On 28.10.22 09:46, Marc Kleine-Budde wrote:
On 28.10.2022 09:13:09, Oliver Hartkopp wrote:
Hello,
On 28.10.22 05:33, Zhengchao Shao wrote:
It causes NULL pointer dereference when testing as following:
(a) use syscall(__NR_socket, 0x10ul, 3ul, 0) to create netlink socket.
(b) use syscall(__NR_sendmsg, ...) to create bond link device and vxcan
link device, and bind vxcan device to bond device (can also use
ifenslave command to bind vxcan device to bond device).
(c) use syscall(__NR_socket, 0x1dul, 3ul, 1) to create CAN socket.
(d) use syscall(__NR_bind, ...) to bind the bond device to CAN socket.

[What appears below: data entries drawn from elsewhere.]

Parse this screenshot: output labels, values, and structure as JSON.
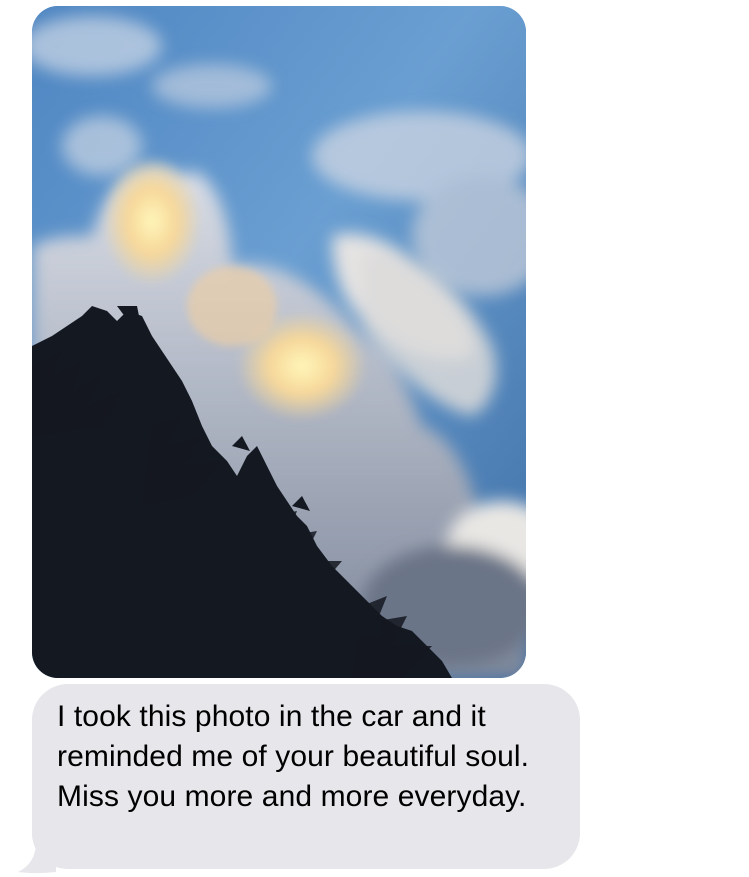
{
  "conversation": {
    "photo": {
      "description_icon": "sky-photo"
    },
    "message": {
      "text": "I took this photo in the car and it reminded me of your beautiful soul. Miss you more and more everyday."
    }
  },
  "colors": {
    "received_bubble": "#e6e6eb",
    "message_text": "#000000",
    "background": "#ffffff"
  }
}
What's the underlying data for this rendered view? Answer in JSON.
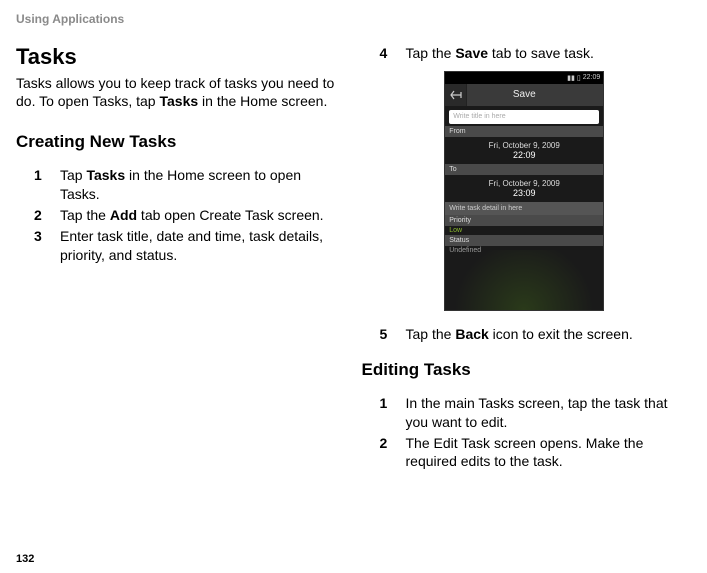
{
  "header": "Using Applications",
  "page_number": "132",
  "left": {
    "title": "Tasks",
    "intro_parts": [
      "Tasks allows you to keep track of tasks you need to do. To open Tasks, tap ",
      "Tasks",
      " in the Home screen."
    ],
    "subsection": "Creating New Tasks",
    "steps": [
      {
        "num": "1",
        "pre": "Tap ",
        "bold": "Tasks",
        "post": " in the Home screen to open Tasks."
      },
      {
        "num": "2",
        "pre": "Tap the ",
        "bold": "Add",
        "post": " tab open Create Task screen."
      },
      {
        "num": "3",
        "pre": "",
        "bold": "",
        "post": "Enter task title, date and time, task details, priority, and status."
      }
    ]
  },
  "right": {
    "step4": {
      "num": "4",
      "pre": "Tap the ",
      "bold": "Save",
      "post": " tab to save task."
    },
    "step5": {
      "num": "5",
      "pre": "Tap the ",
      "bold": "Back",
      "post": " icon to exit the screen."
    },
    "subsection": "Editing Tasks",
    "steps_edit": [
      {
        "num": "1",
        "text": "In the main Tasks screen, tap the task that you want to edit."
      },
      {
        "num": "2",
        "text": "The Edit Task screen opens. Make the required edits to the task."
      }
    ]
  },
  "phone": {
    "status_time": "22:09",
    "topbar_title": "Save",
    "title_placeholder": "Write title in here",
    "from_label": "From",
    "from_date": "Fri, October 9, 2009",
    "from_time": "22:09",
    "to_label": "To",
    "to_date": "Fri, October 9, 2009",
    "to_time": "23:09",
    "detail_placeholder": "Write task detail in here",
    "priority_label": "Priority",
    "priority_value": "Low",
    "status_label": "Status",
    "status_value": "Undefined"
  }
}
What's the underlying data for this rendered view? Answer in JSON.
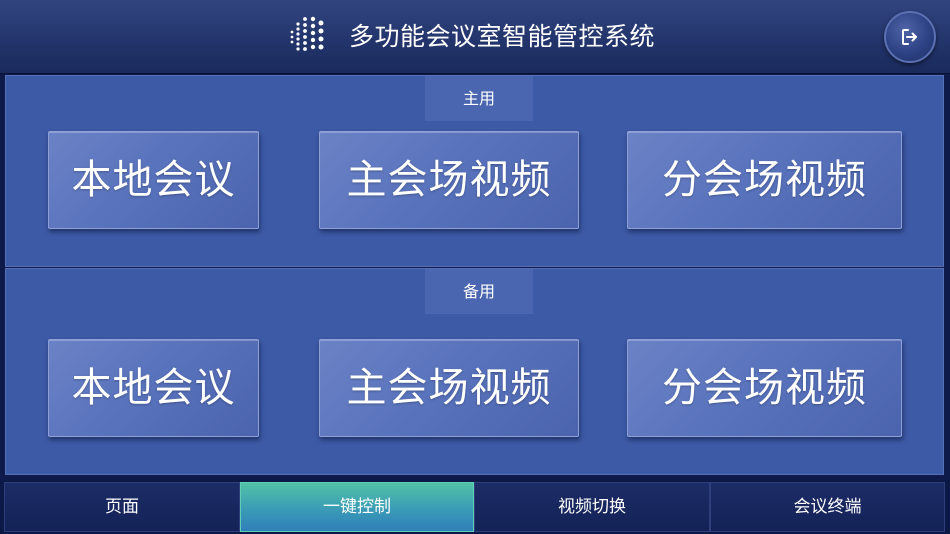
{
  "header": {
    "title": "多功能会议室智能管控系统",
    "logo_icon": "dot-grid-logo-icon",
    "exit_icon": "logout-icon"
  },
  "sections": {
    "main": {
      "label": "主用",
      "buttons": [
        "本地会议",
        "主会场视频",
        "分会场视频"
      ]
    },
    "backup": {
      "label": "备用",
      "buttons": [
        "本地会议",
        "主会场视频",
        "分会场视频"
      ]
    }
  },
  "tabs": [
    {
      "label": "页面",
      "active": false
    },
    {
      "label": "一键控制",
      "active": true
    },
    {
      "label": "视频切换",
      "active": false
    },
    {
      "label": "会议终端",
      "active": false
    }
  ],
  "colors": {
    "panel": "#3d5aa6",
    "header": "#23356c",
    "active_tab_top": "#52c2a6",
    "active_tab_bottom": "#2f7fb8"
  }
}
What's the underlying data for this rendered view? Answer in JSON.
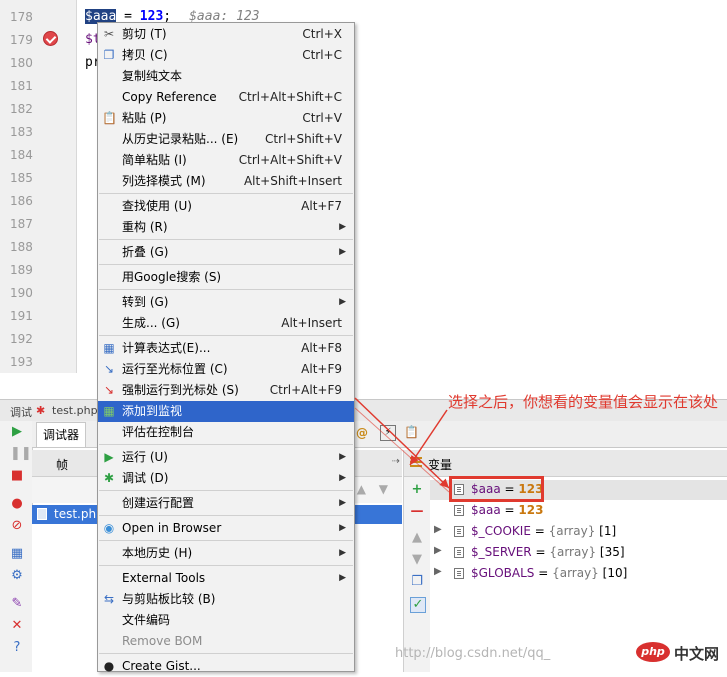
{
  "editor": {
    "line_numbers": [
      "178",
      "179",
      "180",
      "181",
      "182",
      "183",
      "184",
      "185",
      "186",
      "187",
      "188",
      "189",
      "190",
      "191",
      "192",
      "193"
    ],
    "line178": {
      "var": "$aaa",
      "op": " = ",
      "num": "123",
      "semi": ";",
      "hint": "$aaa: 123"
    },
    "line179": {
      "text": "$t"
    },
    "line180": {
      "text": "pr"
    }
  },
  "debug_panel": {
    "title_label": "调试",
    "title_file": "test.php",
    "tab_debugger": "调试器",
    "frames_header": "帧",
    "frame_selected": "test.php",
    "variables_header": "变量",
    "variables": [
      {
        "name": "$aaa",
        "eq": " = ",
        "value": "123",
        "expandable": false
      },
      {
        "name": "$aaa",
        "eq": " = ",
        "value": "123",
        "expandable": false
      },
      {
        "name": "$_COOKIE",
        "eq": " = ",
        "type": "{array}",
        "count": "[1]",
        "expandable": true
      },
      {
        "name": "$_SERVER",
        "eq": " = ",
        "type": "{array}",
        "count": "[35]",
        "expandable": true
      },
      {
        "name": "$GLOBALS",
        "eq": " = ",
        "type": "{array}",
        "count": "[10]",
        "expandable": true
      }
    ]
  },
  "context_menu": {
    "items": [
      {
        "label": "剪切 (T)",
        "shortcut": "Ctrl+X",
        "icon": "scissors-icon"
      },
      {
        "label": "拷贝 (C)",
        "shortcut": "Ctrl+C",
        "icon": "copy-icon"
      },
      {
        "label": "复制纯文本",
        "shortcut": ""
      },
      {
        "label": "Copy Reference",
        "shortcut": "Ctrl+Alt+Shift+C"
      },
      {
        "label": "粘贴 (P)",
        "shortcut": "Ctrl+V",
        "icon": "paste-icon"
      },
      {
        "label": "从历史记录粘贴... (E)",
        "shortcut": "Ctrl+Shift+V"
      },
      {
        "label": "简单粘贴 (I)",
        "shortcut": "Ctrl+Alt+Shift+V"
      },
      {
        "label": "列选择模式 (M)",
        "shortcut": "Alt+Shift+Insert"
      },
      {
        "label": "查找使用 (U)",
        "shortcut": "Alt+F7"
      },
      {
        "label": "重构 (R)",
        "submenu": true
      },
      {
        "label": "折叠 (G)",
        "submenu": true
      },
      {
        "label": "用Google搜索 (S)",
        "shortcut": ""
      },
      {
        "label": "转到 (G)",
        "submenu": true
      },
      {
        "label": "生成... (G)",
        "shortcut": "Alt+Insert"
      },
      {
        "label": "计算表达式(E)...",
        "shortcut": "Alt+F8",
        "icon": "calculator-icon"
      },
      {
        "label": "运行至光标位置 (C)",
        "shortcut": "Alt+F9",
        "icon": "run-to-cursor-icon"
      },
      {
        "label": "强制运行到光标处 (S)",
        "shortcut": "Ctrl+Alt+F9",
        "icon": "force-run-to-cursor-icon"
      },
      {
        "label": "添加到监视",
        "shortcut": "",
        "icon": "add-watch-icon",
        "active": true
      },
      {
        "label": "评估在控制台",
        "shortcut": ""
      },
      {
        "label": "运行 (U)",
        "submenu": true,
        "icon": "run-icon"
      },
      {
        "label": "调试 (D)",
        "submenu": true,
        "icon": "debug-icon"
      },
      {
        "label": "创建运行配置",
        "submenu": true
      },
      {
        "label": "Open in Browser",
        "submenu": true,
        "icon": "browser-icon"
      },
      {
        "label": "本地历史 (H)",
        "submenu": true
      },
      {
        "label": "External Tools",
        "submenu": true
      },
      {
        "label": "与剪贴板比较 (B)",
        "shortcut": "",
        "icon": "compare-icon"
      },
      {
        "label": "文件编码",
        "shortcut": ""
      },
      {
        "label": "Remove BOM",
        "shortcut": "",
        "disabled": true
      },
      {
        "label": "Create Gist...",
        "shortcut": "",
        "icon": "github-icon"
      }
    ]
  },
  "annotation": {
    "text": "选择之后，你想看的变量值会显示在该处"
  },
  "watermark": {
    "text": "http://blog.csdn.net/qq_",
    "logo_php": "php",
    "logo_cn": "中文网"
  },
  "colors": {
    "accent_red": "#e03a2f",
    "menu_highlight": "#2f65ca",
    "selection_blue": "#3875d7"
  }
}
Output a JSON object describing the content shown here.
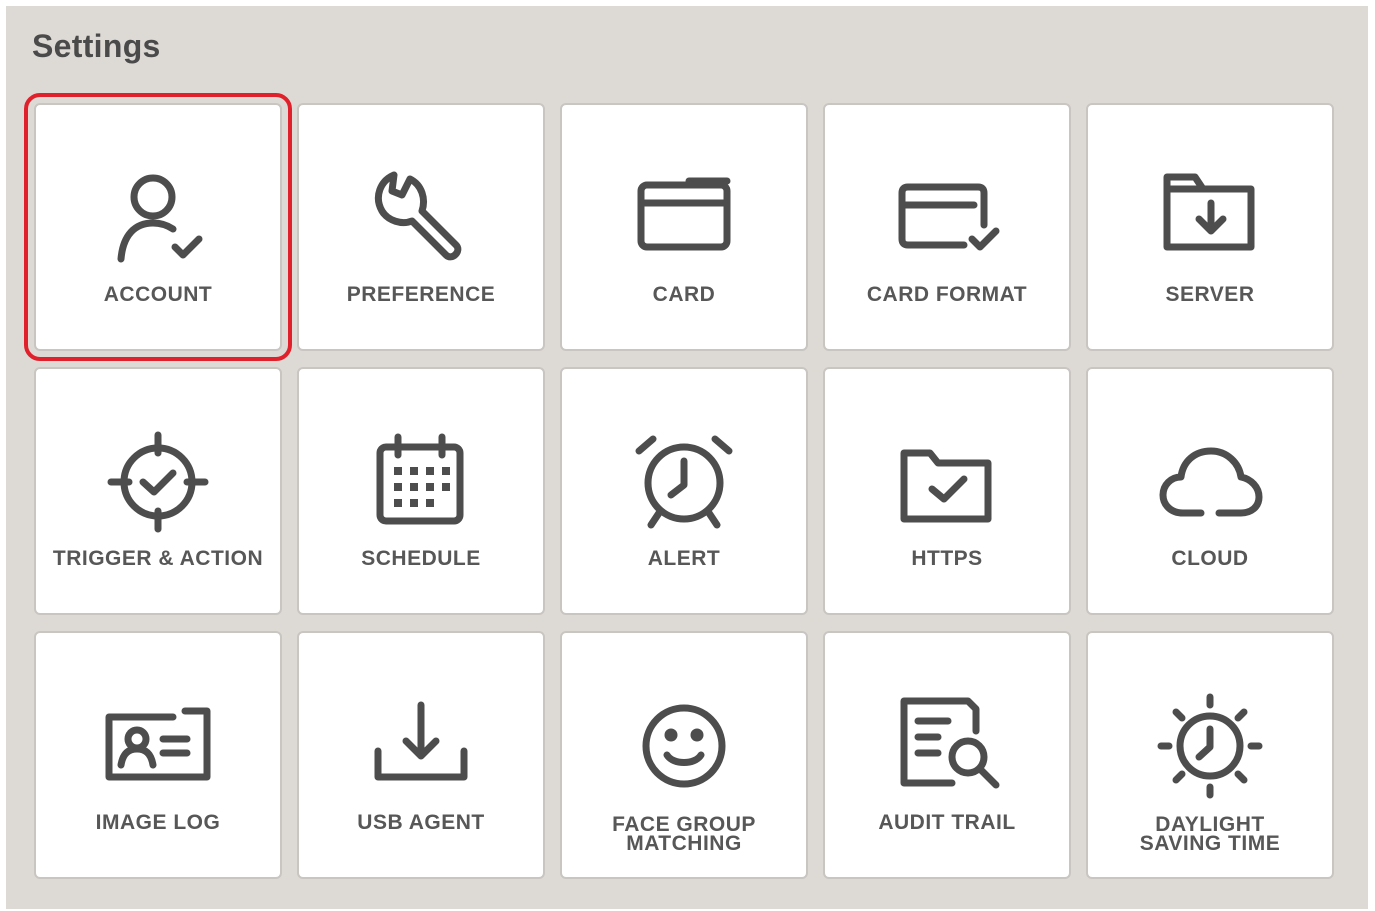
{
  "page": {
    "title": "Settings",
    "accent": "#e0202a",
    "icon_color": "#4d4d4d"
  },
  "tiles": [
    {
      "id": "account",
      "label": "ACCOUNT",
      "icon": "user-check-icon",
      "selected": true
    },
    {
      "id": "preference",
      "label": "PREFERENCE",
      "icon": "wrench-icon"
    },
    {
      "id": "card",
      "label": "CARD",
      "icon": "card-icon"
    },
    {
      "id": "card-format",
      "label": "CARD FORMAT",
      "icon": "card-check-icon"
    },
    {
      "id": "server",
      "label": "SERVER",
      "icon": "folder-download-icon"
    },
    {
      "id": "trigger-action",
      "label": "TRIGGER & ACTION",
      "icon": "target-check-icon"
    },
    {
      "id": "schedule",
      "label": "SCHEDULE",
      "icon": "calendar-icon"
    },
    {
      "id": "alert",
      "label": "ALERT",
      "icon": "alarm-clock-icon"
    },
    {
      "id": "https",
      "label": "HTTPS",
      "icon": "folder-check-icon"
    },
    {
      "id": "cloud",
      "label": "CLOUD",
      "icon": "cloud-icon"
    },
    {
      "id": "image-log",
      "label": "IMAGE LOG",
      "icon": "id-card-icon"
    },
    {
      "id": "usb-agent",
      "label": "USB AGENT",
      "icon": "download-tray-icon"
    },
    {
      "id": "face-group-matching",
      "label_lines": [
        "FACE GROUP",
        "MATCHING"
      ],
      "icon": "smiley-face-icon"
    },
    {
      "id": "audit-trail",
      "label": "AUDIT TRAIL",
      "icon": "document-search-icon"
    },
    {
      "id": "daylight-saving-time",
      "label_lines": [
        "DAYLIGHT",
        "SAVING TIME"
      ],
      "icon": "sun-clock-icon"
    }
  ]
}
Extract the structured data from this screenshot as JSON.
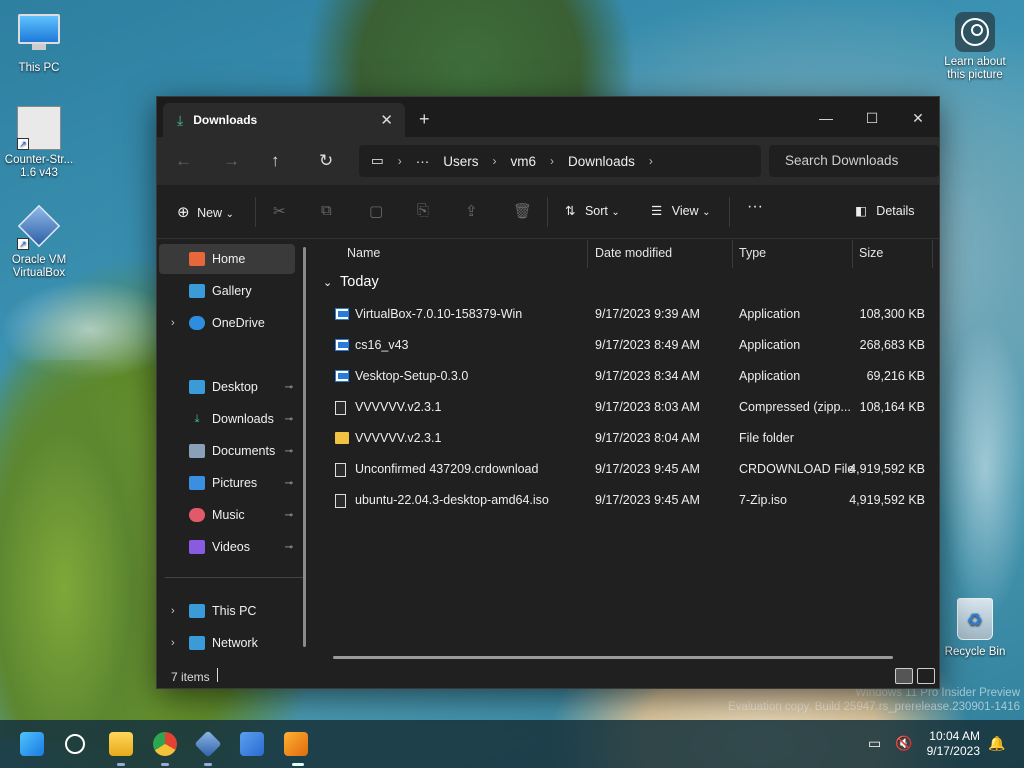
{
  "desktop": {
    "icons": [
      {
        "label": "This PC"
      },
      {
        "label": "Counter-Str... 1.6 v43"
      },
      {
        "label": "Oracle VM VirtualBox"
      },
      {
        "label": "Recycle Bin"
      },
      {
        "label": "Learn about this picture"
      }
    ],
    "watermark": {
      "line1": "Windows 11 Pro Insider Preview",
      "line2": "Evaluation copy. Build 25947.rs_prerelease.230901-1416"
    }
  },
  "window": {
    "tab_title": "Downloads",
    "tab_close": "✕",
    "new_tab": "+",
    "controls": {
      "minimize": "—",
      "maximize": "☐",
      "close": "✕"
    },
    "nav": {
      "back": "←",
      "forward": "→",
      "up": "↑",
      "refresh": "↻"
    },
    "address": {
      "computer_icon": "▭",
      "overflow": "···",
      "crumbs": [
        "Users",
        "vm6",
        "Downloads"
      ],
      "sep": "›"
    },
    "search_placeholder": "Search Downloads",
    "commandbar": {
      "new_label": "New",
      "new_icon": "⊕",
      "sort_label": "Sort",
      "view_label": "View",
      "more": "···",
      "details_label": "Details",
      "chevron": "⌄",
      "cut": "✂",
      "copy": "⧉",
      "paste": "▢",
      "rename": "⎘",
      "share": "⇪",
      "delete": "🗑"
    },
    "sidebar": {
      "items": [
        {
          "label": "Home",
          "icon": "home-icon",
          "color": "#e8673a"
        },
        {
          "label": "Gallery",
          "icon": "gallery-icon",
          "color": "#3a9bd8"
        },
        {
          "label": "OneDrive",
          "icon": "onedrive-icon",
          "color": "#2d8ee0"
        },
        {
          "label": "Desktop",
          "icon": "desktop-icon",
          "color": "#3a9bd8"
        },
        {
          "label": "Downloads",
          "icon": "downloads-icon",
          "color": "#3fc0a0"
        },
        {
          "label": "Documents",
          "icon": "documents-icon",
          "color": "#8aa0b8"
        },
        {
          "label": "Pictures",
          "icon": "pictures-icon",
          "color": "#3a8fe0"
        },
        {
          "label": "Music",
          "icon": "music-icon",
          "color": "#e05a6a"
        },
        {
          "label": "Videos",
          "icon": "videos-icon",
          "color": "#8a5ae0"
        },
        {
          "label": "This PC",
          "icon": "this-pc-icon",
          "color": "#3a9bd8"
        },
        {
          "label": "Network",
          "icon": "network-icon",
          "color": "#3a9bd8"
        }
      ],
      "expand": "›",
      "pin": "📌"
    },
    "columns": {
      "name": "Name",
      "date": "Date modified",
      "type": "Type",
      "size": "Size"
    },
    "group": "Today",
    "group_chevron": "⌄",
    "files": [
      {
        "name": "VirtualBox-7.0.10-158379-Win",
        "date": "9/17/2023 9:39 AM",
        "type": "Application",
        "size": "108,300 KB",
        "kind": "app"
      },
      {
        "name": "cs16_v43",
        "date": "9/17/2023 8:49 AM",
        "type": "Application",
        "size": "268,683 KB",
        "kind": "app"
      },
      {
        "name": "Vesktop-Setup-0.3.0",
        "date": "9/17/2023 8:34 AM",
        "type": "Application",
        "size": "69,216 KB",
        "kind": "app"
      },
      {
        "name": "VVVVVV.v2.3.1",
        "date": "9/17/2023 8:03 AM",
        "type": "Compressed (zipp...",
        "size": "108,164 KB",
        "kind": "doc"
      },
      {
        "name": "VVVVVV.v2.3.1",
        "date": "9/17/2023 8:04 AM",
        "type": "File folder",
        "size": "",
        "kind": "folder"
      },
      {
        "name": "Unconfirmed 437209.crdownload",
        "date": "9/17/2023 9:45 AM",
        "type": "CRDOWNLOAD File",
        "size": "4,919,592 KB",
        "kind": "doc"
      },
      {
        "name": "ubuntu-22.04.3-desktop-amd64.iso",
        "date": "9/17/2023 9:45 AM",
        "type": "7-Zip.iso",
        "size": "4,919,592 KB",
        "kind": "doc"
      }
    ],
    "status": {
      "count": "7 items"
    }
  },
  "taskbar": {
    "time": "10:04 AM",
    "date": "9/17/2023"
  }
}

The bond device invokes the can-raw protocol registration interface to
receive CAN packets. However, ml_priv is not allocated to the dev,
dev_rcv_lists is assigned to NULL in can_rx_register(). In this case,
it will occur the NULL pointer dereference issue.
I can see the problem and see that the patch makes sense for
can_rx_register().
But for me the problem seems to be located in the bonding device.
A CAN interface with dev->type == ARPHRD_CAN *always* has the dev->ml_priv
and dev->ml_priv_type set correctly.
I'm not sure if a bonding device does the right thing by just 'claiming' to
be a CAN device (by setting dev->type to ARPHRD_CAN) but not taking care of
being a CAN device and taking care of ml_priv specifics.
This might also be the case in other ml_priv use cases.
Would it probably make sense to blacklist CAN devices in bonding devices?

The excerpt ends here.